I got Confirmed. After 20 hours of classes including a filed-trip to the newest Cathedral in the world they let me take the sacrament.
I'm not the most faithful of people. I was kind-of doing it more for the ceremony than for faith. Notice I did not say "party" but ceremony. Two very different things in my book. I am a person who believes ceremony is important.
I did it more for conclusion rather than faith. I never got confirmed and it felt...incomplete. I didn't feel like I was incomplete but I like things to be tidy, finished.
I didn't start this as a result of a deepening of my faith. On the contrary I came to it via a crisis of faith.

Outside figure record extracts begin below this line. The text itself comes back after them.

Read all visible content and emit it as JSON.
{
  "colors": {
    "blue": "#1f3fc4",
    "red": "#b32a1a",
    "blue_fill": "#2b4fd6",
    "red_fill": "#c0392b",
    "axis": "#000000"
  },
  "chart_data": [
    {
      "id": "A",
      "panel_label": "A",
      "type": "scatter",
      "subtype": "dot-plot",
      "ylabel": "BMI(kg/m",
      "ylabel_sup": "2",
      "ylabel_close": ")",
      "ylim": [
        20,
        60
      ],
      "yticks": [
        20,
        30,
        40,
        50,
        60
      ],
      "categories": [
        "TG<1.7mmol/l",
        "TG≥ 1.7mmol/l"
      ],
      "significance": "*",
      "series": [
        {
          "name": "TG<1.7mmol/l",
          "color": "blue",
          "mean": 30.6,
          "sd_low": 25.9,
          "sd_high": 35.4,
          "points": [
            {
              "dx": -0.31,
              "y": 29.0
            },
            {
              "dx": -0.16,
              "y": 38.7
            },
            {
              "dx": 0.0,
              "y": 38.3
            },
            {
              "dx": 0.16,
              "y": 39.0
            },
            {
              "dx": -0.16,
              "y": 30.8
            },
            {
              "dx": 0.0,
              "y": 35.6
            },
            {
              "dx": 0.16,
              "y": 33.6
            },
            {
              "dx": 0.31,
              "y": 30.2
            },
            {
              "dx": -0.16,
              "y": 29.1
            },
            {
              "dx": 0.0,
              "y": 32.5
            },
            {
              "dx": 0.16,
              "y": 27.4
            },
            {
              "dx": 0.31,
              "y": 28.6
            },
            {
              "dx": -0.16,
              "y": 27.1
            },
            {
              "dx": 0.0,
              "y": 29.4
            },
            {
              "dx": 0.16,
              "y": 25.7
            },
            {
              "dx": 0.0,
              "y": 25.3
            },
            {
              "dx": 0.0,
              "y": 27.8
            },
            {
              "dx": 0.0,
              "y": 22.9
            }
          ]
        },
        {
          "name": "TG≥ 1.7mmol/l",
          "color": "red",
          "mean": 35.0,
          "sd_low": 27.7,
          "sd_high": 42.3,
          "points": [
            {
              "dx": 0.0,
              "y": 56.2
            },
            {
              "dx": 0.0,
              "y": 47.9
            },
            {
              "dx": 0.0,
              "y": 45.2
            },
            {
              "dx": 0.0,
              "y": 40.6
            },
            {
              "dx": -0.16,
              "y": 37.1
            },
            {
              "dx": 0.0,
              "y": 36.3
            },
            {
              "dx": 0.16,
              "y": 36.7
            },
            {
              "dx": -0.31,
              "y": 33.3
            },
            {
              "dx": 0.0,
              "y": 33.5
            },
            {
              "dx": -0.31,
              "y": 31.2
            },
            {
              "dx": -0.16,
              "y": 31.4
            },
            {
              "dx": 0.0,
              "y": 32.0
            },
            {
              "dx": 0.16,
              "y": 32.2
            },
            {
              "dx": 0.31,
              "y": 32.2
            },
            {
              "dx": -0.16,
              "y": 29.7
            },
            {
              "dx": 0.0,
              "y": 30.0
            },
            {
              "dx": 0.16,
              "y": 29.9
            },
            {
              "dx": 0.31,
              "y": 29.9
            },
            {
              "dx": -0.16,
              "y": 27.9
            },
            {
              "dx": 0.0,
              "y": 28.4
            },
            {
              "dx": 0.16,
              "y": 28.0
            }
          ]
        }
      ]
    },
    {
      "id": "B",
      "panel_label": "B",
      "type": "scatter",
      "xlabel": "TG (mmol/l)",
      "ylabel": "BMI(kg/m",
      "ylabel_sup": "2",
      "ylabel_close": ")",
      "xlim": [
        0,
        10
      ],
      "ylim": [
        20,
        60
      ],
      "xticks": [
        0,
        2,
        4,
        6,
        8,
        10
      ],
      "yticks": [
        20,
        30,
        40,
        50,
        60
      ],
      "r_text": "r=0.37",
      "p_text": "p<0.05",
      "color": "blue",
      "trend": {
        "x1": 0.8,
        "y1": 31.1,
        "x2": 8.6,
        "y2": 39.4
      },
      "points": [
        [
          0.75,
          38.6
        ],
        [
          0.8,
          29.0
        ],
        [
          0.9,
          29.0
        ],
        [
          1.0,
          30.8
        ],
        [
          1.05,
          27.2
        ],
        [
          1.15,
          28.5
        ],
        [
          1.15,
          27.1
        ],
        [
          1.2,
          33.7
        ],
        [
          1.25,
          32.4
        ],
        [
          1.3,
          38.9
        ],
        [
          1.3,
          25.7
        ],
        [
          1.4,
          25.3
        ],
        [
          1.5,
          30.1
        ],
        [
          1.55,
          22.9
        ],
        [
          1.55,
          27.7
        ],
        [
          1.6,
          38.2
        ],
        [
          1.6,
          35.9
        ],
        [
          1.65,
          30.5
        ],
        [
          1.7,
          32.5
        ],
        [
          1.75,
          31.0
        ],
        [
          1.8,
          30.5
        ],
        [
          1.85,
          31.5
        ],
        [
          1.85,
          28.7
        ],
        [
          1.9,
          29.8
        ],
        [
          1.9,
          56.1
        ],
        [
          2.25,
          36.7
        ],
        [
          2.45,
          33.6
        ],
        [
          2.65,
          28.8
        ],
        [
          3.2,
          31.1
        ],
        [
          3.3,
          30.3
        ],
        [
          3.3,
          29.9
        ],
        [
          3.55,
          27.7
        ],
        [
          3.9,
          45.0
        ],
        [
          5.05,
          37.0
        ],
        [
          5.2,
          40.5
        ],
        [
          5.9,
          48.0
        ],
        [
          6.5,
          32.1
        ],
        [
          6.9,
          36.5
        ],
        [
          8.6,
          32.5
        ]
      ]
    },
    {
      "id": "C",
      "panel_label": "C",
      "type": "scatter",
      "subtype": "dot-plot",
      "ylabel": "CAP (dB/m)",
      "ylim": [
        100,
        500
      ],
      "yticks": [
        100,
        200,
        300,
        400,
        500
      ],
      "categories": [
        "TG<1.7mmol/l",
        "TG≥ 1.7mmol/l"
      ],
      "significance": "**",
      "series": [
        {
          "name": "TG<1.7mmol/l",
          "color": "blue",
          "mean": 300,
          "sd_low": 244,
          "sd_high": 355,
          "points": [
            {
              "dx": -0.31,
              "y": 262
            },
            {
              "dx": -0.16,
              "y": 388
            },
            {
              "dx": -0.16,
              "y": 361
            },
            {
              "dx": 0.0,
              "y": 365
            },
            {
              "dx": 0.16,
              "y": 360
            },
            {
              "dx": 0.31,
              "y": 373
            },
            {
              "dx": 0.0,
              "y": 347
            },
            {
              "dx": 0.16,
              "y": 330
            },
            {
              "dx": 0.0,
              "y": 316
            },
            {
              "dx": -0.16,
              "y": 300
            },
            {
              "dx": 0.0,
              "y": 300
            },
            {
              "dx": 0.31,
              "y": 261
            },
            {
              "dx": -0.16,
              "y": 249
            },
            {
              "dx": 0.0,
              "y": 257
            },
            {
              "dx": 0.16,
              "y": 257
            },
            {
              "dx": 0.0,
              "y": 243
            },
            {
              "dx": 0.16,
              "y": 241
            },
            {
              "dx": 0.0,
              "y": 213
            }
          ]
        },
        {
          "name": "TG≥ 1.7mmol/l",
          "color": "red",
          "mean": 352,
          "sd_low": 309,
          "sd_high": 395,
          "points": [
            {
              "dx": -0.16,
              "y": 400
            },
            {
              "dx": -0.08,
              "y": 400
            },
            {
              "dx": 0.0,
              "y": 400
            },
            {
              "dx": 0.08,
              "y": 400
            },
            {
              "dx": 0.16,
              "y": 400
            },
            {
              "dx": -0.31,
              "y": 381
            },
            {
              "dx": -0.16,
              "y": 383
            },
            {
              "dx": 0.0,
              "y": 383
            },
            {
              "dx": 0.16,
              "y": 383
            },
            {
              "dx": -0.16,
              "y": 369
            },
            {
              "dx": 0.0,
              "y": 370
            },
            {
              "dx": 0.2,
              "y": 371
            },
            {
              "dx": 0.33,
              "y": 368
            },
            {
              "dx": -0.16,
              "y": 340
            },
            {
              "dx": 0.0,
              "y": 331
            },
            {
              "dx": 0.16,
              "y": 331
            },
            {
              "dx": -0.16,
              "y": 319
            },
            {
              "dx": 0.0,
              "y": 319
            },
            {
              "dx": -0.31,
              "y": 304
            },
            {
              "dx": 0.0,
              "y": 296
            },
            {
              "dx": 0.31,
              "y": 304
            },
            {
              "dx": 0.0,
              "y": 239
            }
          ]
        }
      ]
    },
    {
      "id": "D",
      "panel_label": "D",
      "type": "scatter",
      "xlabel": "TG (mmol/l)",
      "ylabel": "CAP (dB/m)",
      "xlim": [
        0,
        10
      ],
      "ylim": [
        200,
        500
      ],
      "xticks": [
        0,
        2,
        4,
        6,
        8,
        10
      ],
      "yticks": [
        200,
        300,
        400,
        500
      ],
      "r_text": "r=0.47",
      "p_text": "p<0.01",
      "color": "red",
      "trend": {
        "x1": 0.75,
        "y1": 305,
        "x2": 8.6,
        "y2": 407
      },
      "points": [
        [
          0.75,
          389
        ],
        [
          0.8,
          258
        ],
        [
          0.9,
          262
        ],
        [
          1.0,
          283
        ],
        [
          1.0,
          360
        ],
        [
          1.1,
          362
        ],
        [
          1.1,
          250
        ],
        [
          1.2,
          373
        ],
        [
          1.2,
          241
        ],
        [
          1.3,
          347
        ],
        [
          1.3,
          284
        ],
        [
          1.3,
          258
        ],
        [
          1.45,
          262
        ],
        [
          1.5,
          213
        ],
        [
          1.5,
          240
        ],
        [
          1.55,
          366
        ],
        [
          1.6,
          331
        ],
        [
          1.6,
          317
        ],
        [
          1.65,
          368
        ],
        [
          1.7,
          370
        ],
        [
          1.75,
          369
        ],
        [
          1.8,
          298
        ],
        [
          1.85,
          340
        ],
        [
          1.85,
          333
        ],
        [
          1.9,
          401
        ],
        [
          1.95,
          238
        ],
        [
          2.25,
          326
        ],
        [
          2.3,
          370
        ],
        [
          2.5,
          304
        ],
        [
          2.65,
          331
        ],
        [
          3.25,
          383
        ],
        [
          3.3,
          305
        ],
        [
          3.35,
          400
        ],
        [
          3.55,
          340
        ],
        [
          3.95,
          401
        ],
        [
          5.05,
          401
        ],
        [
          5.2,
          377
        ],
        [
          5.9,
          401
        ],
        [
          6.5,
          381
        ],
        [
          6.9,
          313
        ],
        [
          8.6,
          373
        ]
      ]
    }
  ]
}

In the process, much to my surprise, I did gain something out of it.
These past few years of infertility did nothing to increase my faith. Then to go through IVF and DE, both of which are not allowed in my church, only served to raise my ire with the Church.
But in my classes and in my own reading I have come to appreciate certain things about the Catholic Church. I'm not going to get all theological on your ass but I have learned a few things that have helped me come to terms with my Church and my truth. These two things seemed very far apart recently. Now, not quite as much.
One of the key ideas that has helped me is that the Catholic Church does not interpret to Bible literally. There is a very concrete realization that both the Old and New Testaments were oral tradition written down decades (if not centuries) after the fact. Additionally, there is a realization that translations have changed meaning over time. Add to that the fact that these translations cross time and cultures and you have a lot of ambiguity there. What I like about the Catholic Church is this understanding of Scripture. It's still sacred. It's still the word of God but it was written by man and therefor our understanding of it and interpretation of it can change.
While I'm not a monotheist (I'll have to write more about my Native religion sometime) I feel like I can co-exist with a Western Religion.
I was surprised by how powerful the actual sacrament was. Not the 3 hour mass but the 15 seconds with the Bishop was really powerful.
Plus, I was pregnant. I'm not going to lie. I do get a subversive pleasure from the fact that this baby was in my belly when I got confirmed. The Catholic Church is against how this baby was conceived so I take some pleasure in the fact that I had a little hitchhiker along for the ride.